Caston didn't listen then. He's definitely not going to listen now after 13 years of searching.

The two through lines for Caston are ones of regret. First and foremost is his guilt over his inability to bring Marzin to justice and his belief that he was in some way responsible for the murder of Jessica's daughter, due to plans with her that he cancelled at the last minute. Second is his unrequited love for Claire, who was engaged to be married then and is married now. Those familiar with Campanella's film will recall that the second was of primary concern to that story. Here, it's set aside, with hasty and unconvincing moments of Caston and Claire flirting like teenagers or holding hands like schoolchildren at times when such behavior seems awkward, given the intensely personal nature of Caston's obsession.

This version is far more interested in the procedural elements of the story, and they're equally unpersuasive.

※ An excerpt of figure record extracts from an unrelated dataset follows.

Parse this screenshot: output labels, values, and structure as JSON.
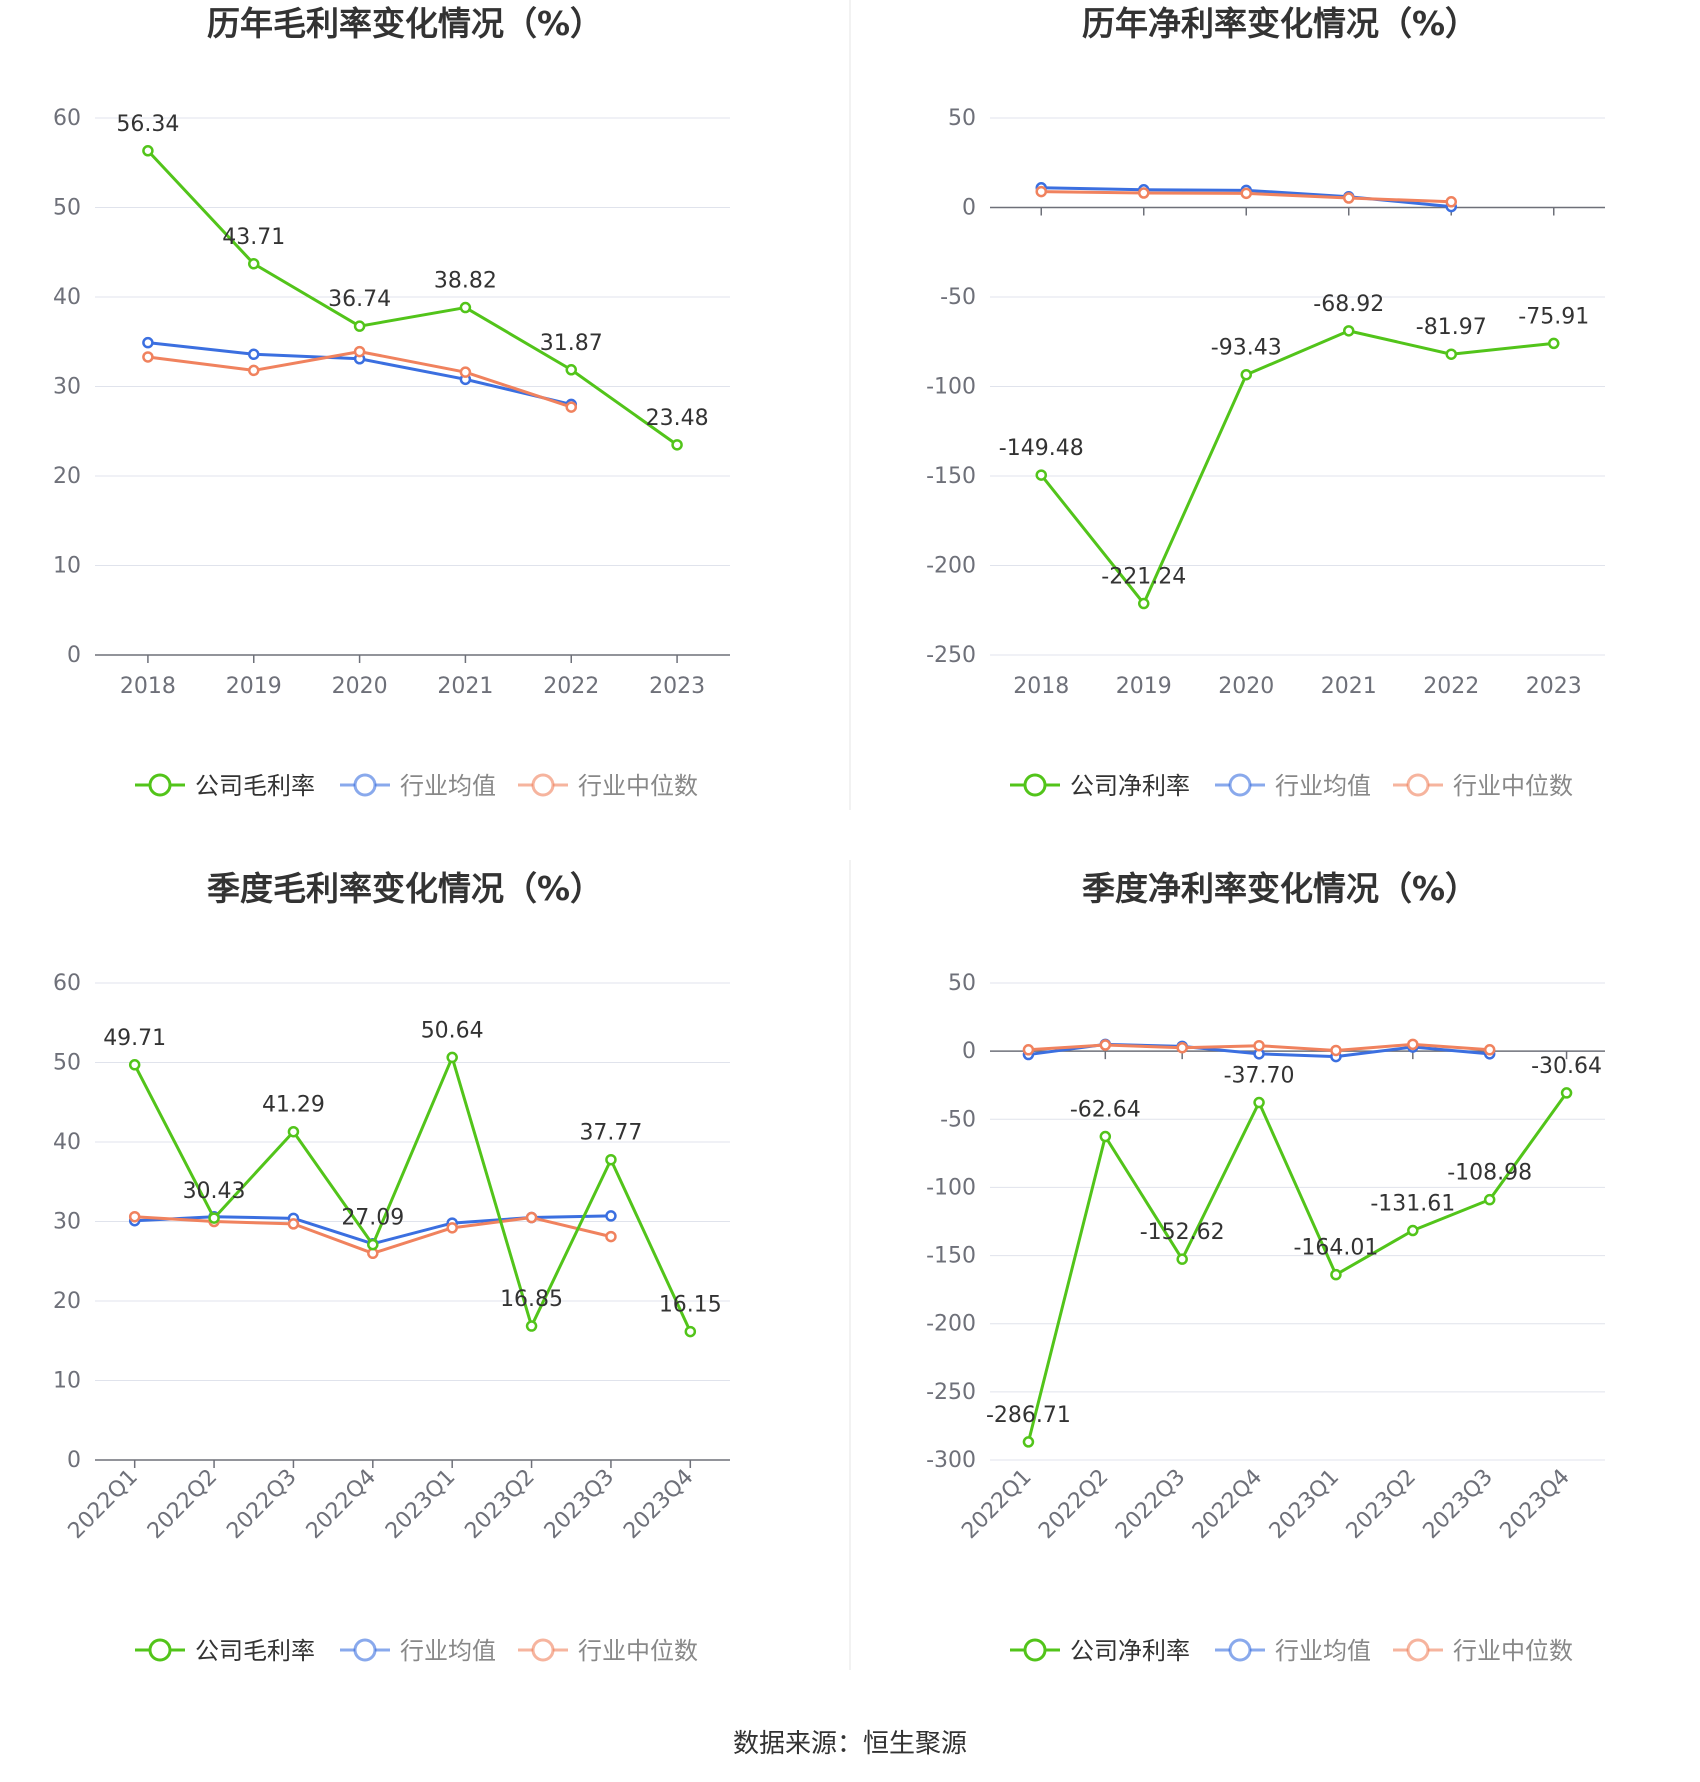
{
  "colors": {
    "company": "#52c41a",
    "avg": "#3b6fe0",
    "median": "#f0825e",
    "grid": "#e0e3ec",
    "axis": "#6e7079",
    "divider": "#e6e6e6"
  },
  "footer": {
    "source": "数据来源：恒生聚源"
  },
  "chart_data": [
    {
      "type": "line",
      "title": "历年毛利率变化情况（%）",
      "categories": [
        "2018",
        "2019",
        "2020",
        "2021",
        "2022",
        "2023"
      ],
      "ylim": [
        0,
        60
      ],
      "yticks": [
        0,
        10,
        20,
        30,
        40,
        50,
        60
      ],
      "tick_rotate": false,
      "grid": true,
      "legend_position": "bottom",
      "legend": [
        "公司毛利率",
        "行业均值",
        "行业中位数"
      ],
      "series": [
        {
          "name": "公司毛利率",
          "values": [
            56.34,
            43.71,
            36.74,
            38.82,
            31.87,
            23.48
          ],
          "labels": [
            "56.34",
            "43.71",
            "36.74",
            "38.82",
            "31.87",
            "23.48"
          ]
        },
        {
          "name": "行业均值",
          "values": [
            34.9,
            33.6,
            33.1,
            30.8,
            28.0,
            null
          ]
        },
        {
          "name": "行业中位数",
          "values": [
            33.3,
            31.8,
            33.9,
            31.6,
            27.7,
            null
          ]
        }
      ]
    },
    {
      "type": "line",
      "title": "历年净利率变化情况（%）",
      "categories": [
        "2018",
        "2019",
        "2020",
        "2021",
        "2022",
        "2023"
      ],
      "ylim": [
        -250,
        50
      ],
      "yticks": [
        -250,
        -200,
        -150,
        -100,
        -50,
        0,
        50
      ],
      "tick_rotate": false,
      "grid": true,
      "legend_position": "bottom",
      "legend": [
        "公司净利率",
        "行业均值",
        "行业中位数"
      ],
      "series": [
        {
          "name": "公司净利率",
          "values": [
            -149.48,
            -221.24,
            -93.43,
            -68.92,
            -81.97,
            -75.91
          ],
          "labels": [
            "-149.48",
            "-221.24",
            "-93.43",
            "-68.92",
            "-81.97",
            "-75.91"
          ]
        },
        {
          "name": "行业均值",
          "values": [
            11.0,
            9.9,
            9.6,
            6.0,
            0.5,
            null
          ]
        },
        {
          "name": "行业中位数",
          "values": [
            8.9,
            8.1,
            7.9,
            5.3,
            3.2,
            null
          ]
        }
      ]
    },
    {
      "type": "line",
      "title": "季度毛利率变化情况（%）",
      "categories": [
        "2022Q1",
        "2022Q2",
        "2022Q3",
        "2022Q4",
        "2023Q1",
        "2023Q2",
        "2023Q3",
        "2023Q4"
      ],
      "ylim": [
        0,
        60
      ],
      "yticks": [
        0,
        10,
        20,
        30,
        40,
        50,
        60
      ],
      "tick_rotate": true,
      "grid": true,
      "legend_position": "bottom",
      "legend": [
        "公司毛利率",
        "行业均值",
        "行业中位数"
      ],
      "series": [
        {
          "name": "公司毛利率",
          "values": [
            49.71,
            30.43,
            41.29,
            27.09,
            50.64,
            16.85,
            37.77,
            16.15
          ],
          "labels": [
            "49.71",
            "30.43",
            "41.29",
            "27.09",
            "50.64",
            "16.85",
            "37.77",
            "16.15"
          ]
        },
        {
          "name": "行业均值",
          "values": [
            30.1,
            30.6,
            30.4,
            27.2,
            29.8,
            30.5,
            30.7,
            null
          ]
        },
        {
          "name": "行业中位数",
          "values": [
            30.6,
            30.0,
            29.7,
            26.0,
            29.2,
            30.5,
            28.1,
            null
          ]
        }
      ]
    },
    {
      "type": "line",
      "title": "季度净利率变化情况（%）",
      "categories": [
        "2022Q1",
        "2022Q2",
        "2022Q3",
        "2022Q4",
        "2023Q1",
        "2023Q2",
        "2023Q3",
        "2023Q4"
      ],
      "ylim": [
        -300,
        50
      ],
      "yticks": [
        -300,
        -250,
        -200,
        -150,
        -100,
        -50,
        0,
        50
      ],
      "tick_rotate": true,
      "grid": true,
      "legend_position": "bottom",
      "legend": [
        "公司净利率",
        "行业均值",
        "行业中位数"
      ],
      "series": [
        {
          "name": "公司净利率",
          "values": [
            -286.71,
            -62.64,
            -152.62,
            -37.7,
            -164.01,
            -131.61,
            -108.98,
            -30.64
          ],
          "labels": [
            "-286.71",
            "-62.64",
            "-152.62",
            "-37.70",
            "-164.01",
            "-131.61",
            "-108.98",
            "-30.64"
          ]
        },
        {
          "name": "行业均值",
          "values": [
            -2.5,
            5.0,
            3.5,
            -2.0,
            -4.0,
            3.0,
            -2.0,
            null
          ]
        },
        {
          "name": "行业中位数",
          "values": [
            1.0,
            4.5,
            2.5,
            4.0,
            0.5,
            5.0,
            1.0,
            null
          ]
        }
      ]
    }
  ]
}
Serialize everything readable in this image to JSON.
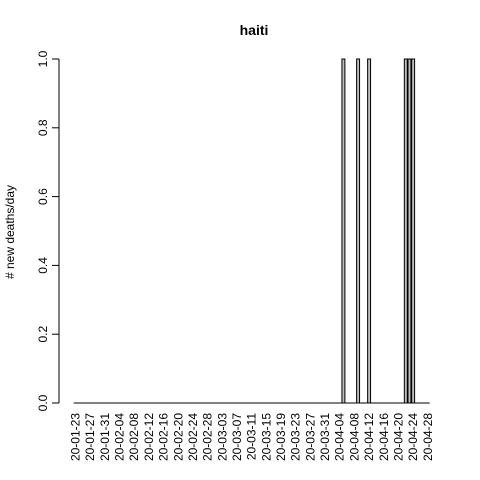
{
  "chart_data": {
    "type": "bar",
    "title": "haiti",
    "xlabel": "",
    "ylabel": "# new deaths/day",
    "ylim": [
      0,
      1
    ],
    "yticks": [
      "0.0",
      "0.2",
      "0.4",
      "0.6",
      "0.8",
      "1.0"
    ],
    "x_start": "2020-01-23",
    "x_end": "2020-04-28",
    "xtick_labels": [
      "20-01-23",
      "20-01-27",
      "20-01-31",
      "20-02-04",
      "20-02-08",
      "20-02-12",
      "20-02-16",
      "20-02-20",
      "20-02-24",
      "20-02-28",
      "20-03-03",
      "20-03-07",
      "20-03-11",
      "20-03-15",
      "20-03-19",
      "20-03-23",
      "20-03-27",
      "20-03-31",
      "20-04-04",
      "20-04-08",
      "20-04-12",
      "20-04-16",
      "20-04-20",
      "20-04-24",
      "20-04-28"
    ],
    "series": [
      {
        "values": [
          {
            "date": "2020-04-05",
            "value": 1
          },
          {
            "date": "2020-04-09",
            "value": 1
          },
          {
            "date": "2020-04-12",
            "value": 1
          },
          {
            "date": "2020-04-22",
            "value": 1
          },
          {
            "date": "2020-04-23",
            "value": 1
          },
          {
            "date": "2020-04-24",
            "value": 1
          }
        ]
      }
    ],
    "bar_fill": "#bebebe",
    "bar_stroke": "#000000",
    "grid": false,
    "legend": "none"
  }
}
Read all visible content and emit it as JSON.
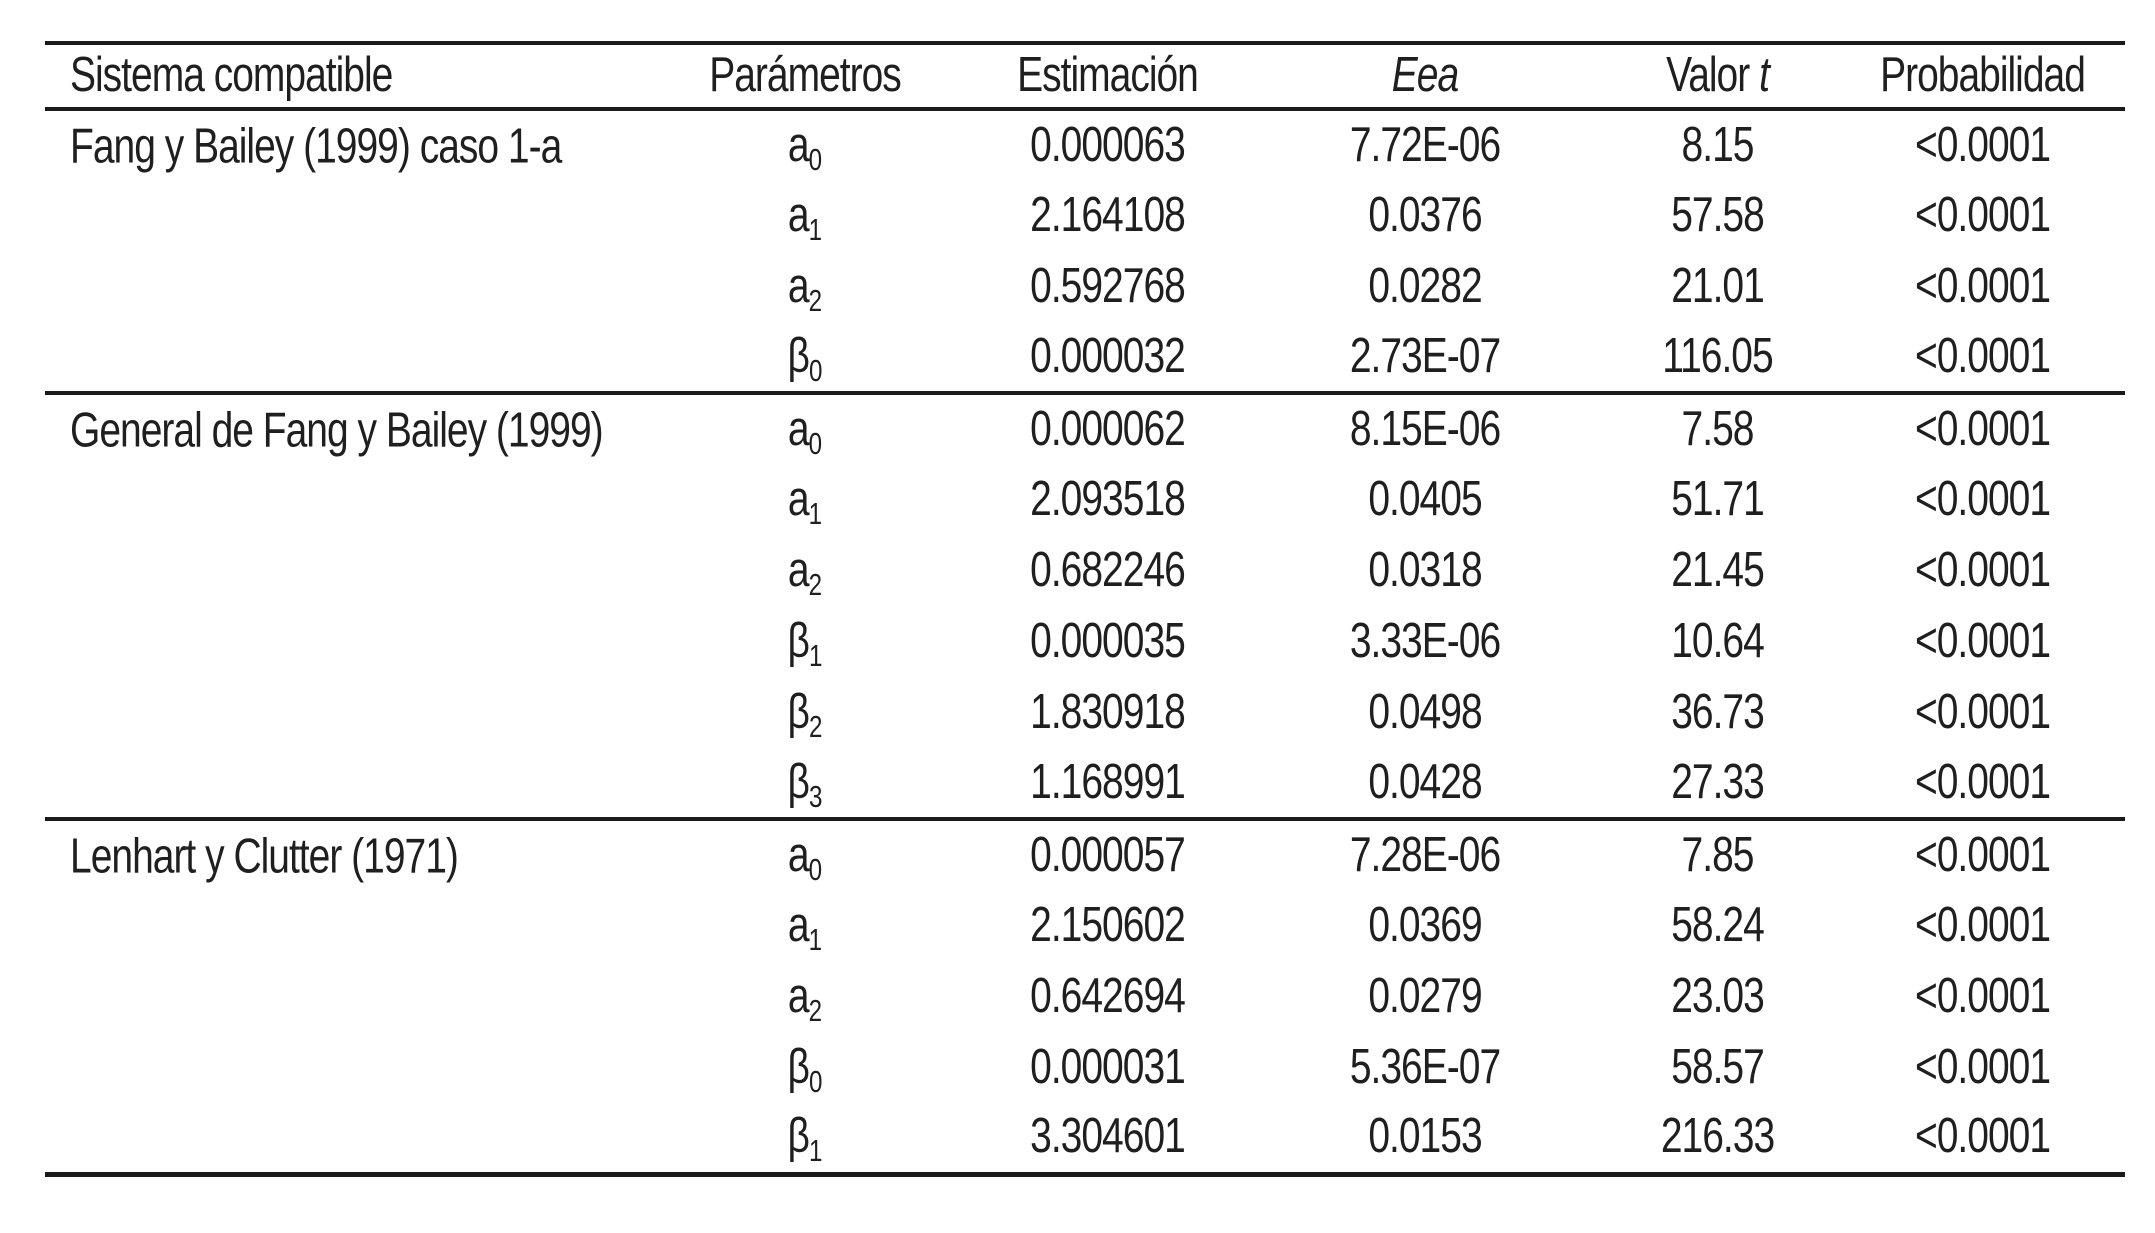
{
  "page": {
    "background": "#ffffff",
    "rule_color": "#1a1a1a",
    "text_color": "#1f1f1f"
  },
  "table": {
    "headers": {
      "system": "Sistema compatible",
      "params": "Parámetros",
      "estimate": "Estimación",
      "eea": "Eea",
      "valor_prefix": "Valor",
      "valor_t": "t",
      "prob": "Probabilidad"
    },
    "groups": [
      {
        "system": "Fang y Bailey (1999) caso 1-a",
        "rows": [
          {
            "param_base": "a",
            "param_sub": "0",
            "estimate": "0.000063",
            "eea": "7.72E-06",
            "t": "8.15",
            "p": "<0.0001"
          },
          {
            "param_base": "a",
            "param_sub": "1",
            "estimate": "2.164108",
            "eea": "0.0376",
            "t": "57.58",
            "p": "<0.0001"
          },
          {
            "param_base": "a",
            "param_sub": "2",
            "estimate": "0.592768",
            "eea": "0.0282",
            "t": "21.01",
            "p": "<0.0001"
          },
          {
            "param_base": "β",
            "param_sub": "0",
            "estimate": "0.000032",
            "eea": "2.73E-07",
            "t": "116.05",
            "p": "<0.0001"
          }
        ]
      },
      {
        "system": "General de Fang y Bailey (1999)",
        "rows": [
          {
            "param_base": "a",
            "param_sub": "0",
            "estimate": "0.000062",
            "eea": "8.15E-06",
            "t": "7.58",
            "p": "<0.0001"
          },
          {
            "param_base": "a",
            "param_sub": "1",
            "estimate": "2.093518",
            "eea": "0.0405",
            "t": "51.71",
            "p": "<0.0001"
          },
          {
            "param_base": "a",
            "param_sub": "2",
            "estimate": "0.682246",
            "eea": "0.0318",
            "t": "21.45",
            "p": "<0.0001"
          },
          {
            "param_base": "β",
            "param_sub": "1",
            "estimate": "0.000035",
            "eea": "3.33E-06",
            "t": "10.64",
            "p": "<0.0001"
          },
          {
            "param_base": "β",
            "param_sub": "2",
            "estimate": "1.830918",
            "eea": "0.0498",
            "t": "36.73",
            "p": "<0.0001"
          },
          {
            "param_base": "β",
            "param_sub": "3",
            "estimate": "1.168991",
            "eea": "0.0428",
            "t": "27.33",
            "p": "<0.0001"
          }
        ]
      },
      {
        "system": "Lenhart y Clutter (1971)",
        "rows": [
          {
            "param_base": "a",
            "param_sub": "0",
            "estimate": "0.000057",
            "eea": "7.28E-06",
            "t": "7.85",
            "p": "<0.0001"
          },
          {
            "param_base": "a",
            "param_sub": "1",
            "estimate": "2.150602",
            "eea": "0.0369",
            "t": "58.24",
            "p": "<0.0001"
          },
          {
            "param_base": "a",
            "param_sub": "2",
            "estimate": "0.642694",
            "eea": "0.0279",
            "t": "23.03",
            "p": "<0.0001"
          },
          {
            "param_base": "β",
            "param_sub": "0",
            "estimate": "0.000031",
            "eea": "5.36E-07",
            "t": "58.57",
            "p": "<0.0001"
          },
          {
            "param_base": "β",
            "param_sub": "1",
            "estimate": "3.304601",
            "eea": "0.0153",
            "t": "216.33",
            "p": "<0.0001"
          }
        ]
      }
    ]
  }
}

Jessica's role as a member of law enforcement is an obstacle to the investigation. Caston and the team try to keep her away from Marzin and any evidence they may have on him, lest that evidence become inadmissible in court (That concern, though, doesn't stop Caston from letting Jessica contaminate the actual crime scene upon discovering the body, in a scene that seems to exist solely for a big Acting showcase for Roberts).

That notion becomes almost laughable when we see Caston and Bumpy engage in unlawful ways to obtain evidence and Caston viciously beat Marzin after he insults Claire during an interrogation. Instead of the simple and obvious reasons that this case would fall apart, Ray offers a conspiracy that only serves to diminish our view of the characters' responsibility for what went wrong.

The movie perhaps best serves as a primer for those unfamiliar with the original film, which is a richer, far more complex work (The ending, in particular, not only contradicts a character's firm stance on justice but also resolves things in the simplest of ways). As a standalone movie, Secret in Their Eyes takes a promising story about long-seated remorse and turns it into a routine one that is more concerned with its plot than with its characters.